Come explore the feelings, struggles, and memories of your own COVID-19 experiences through West Michigan Native, Lisa Walcott’s intriguing exhibition, Tight Spaces. The mixed-media work in Tight Spots investigates moods and spaces inspired by the COVID-19 pandemic. “A tight spot” refers to a particularly difficult or awkward situation—especially one that is not easy to get out of.
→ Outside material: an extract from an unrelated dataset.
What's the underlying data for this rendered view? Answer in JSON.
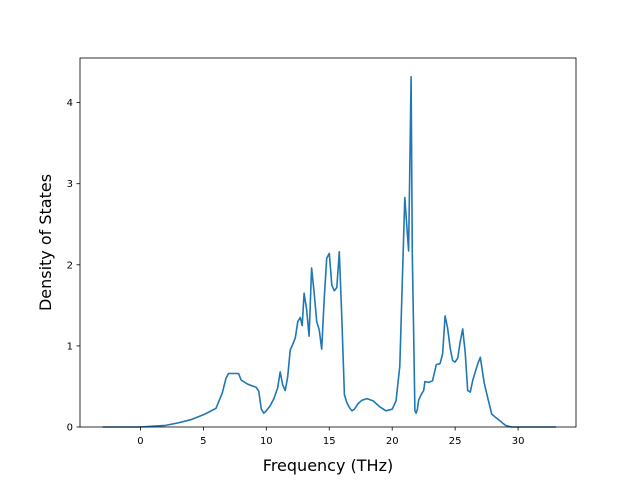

Walcott’s work explores this idea through interconnected gestures, rigorous motion, and daily sensations; making you question the way you look at your own understanding of your current situations. There are spots being scrubbed, hovering in space, and staining the page.
INTRODUCTION
Depth, Connection, Imagination and Dirt.
Tight Spots emerges from disorienting times and embodies trust in the creative process. Her pieces acknowledge struggle and also activate negative spaces (physical distance). Walcott’s work translates elements of daily life; mood, guilt, sensations, monotony, accumulation, and change are given bodies in objects and represented in gestures.
LISA WALCOTT
Visiting Artist
Lisa Walcott is a Midwest-based artist. She received her MFA in Sculpture from Cranbrook Academy of Art in 2010 and has since created and exhibited her work nationally including The Sculpture Center in Cleveland, OH, Sadie Halie Projects in Minneapolis, MN and The Eli and Edythe Broad Art Museum in East Lansing, MI. She has attended residencies at Ox-Bow School of Art, ACRE and Three Walls. Walcott teaches sculpture classes at Hope College in Holland, MI. Her work grapples with and makes light of the perils of daily life using kinetic sculpture, installation, drawing, and photography.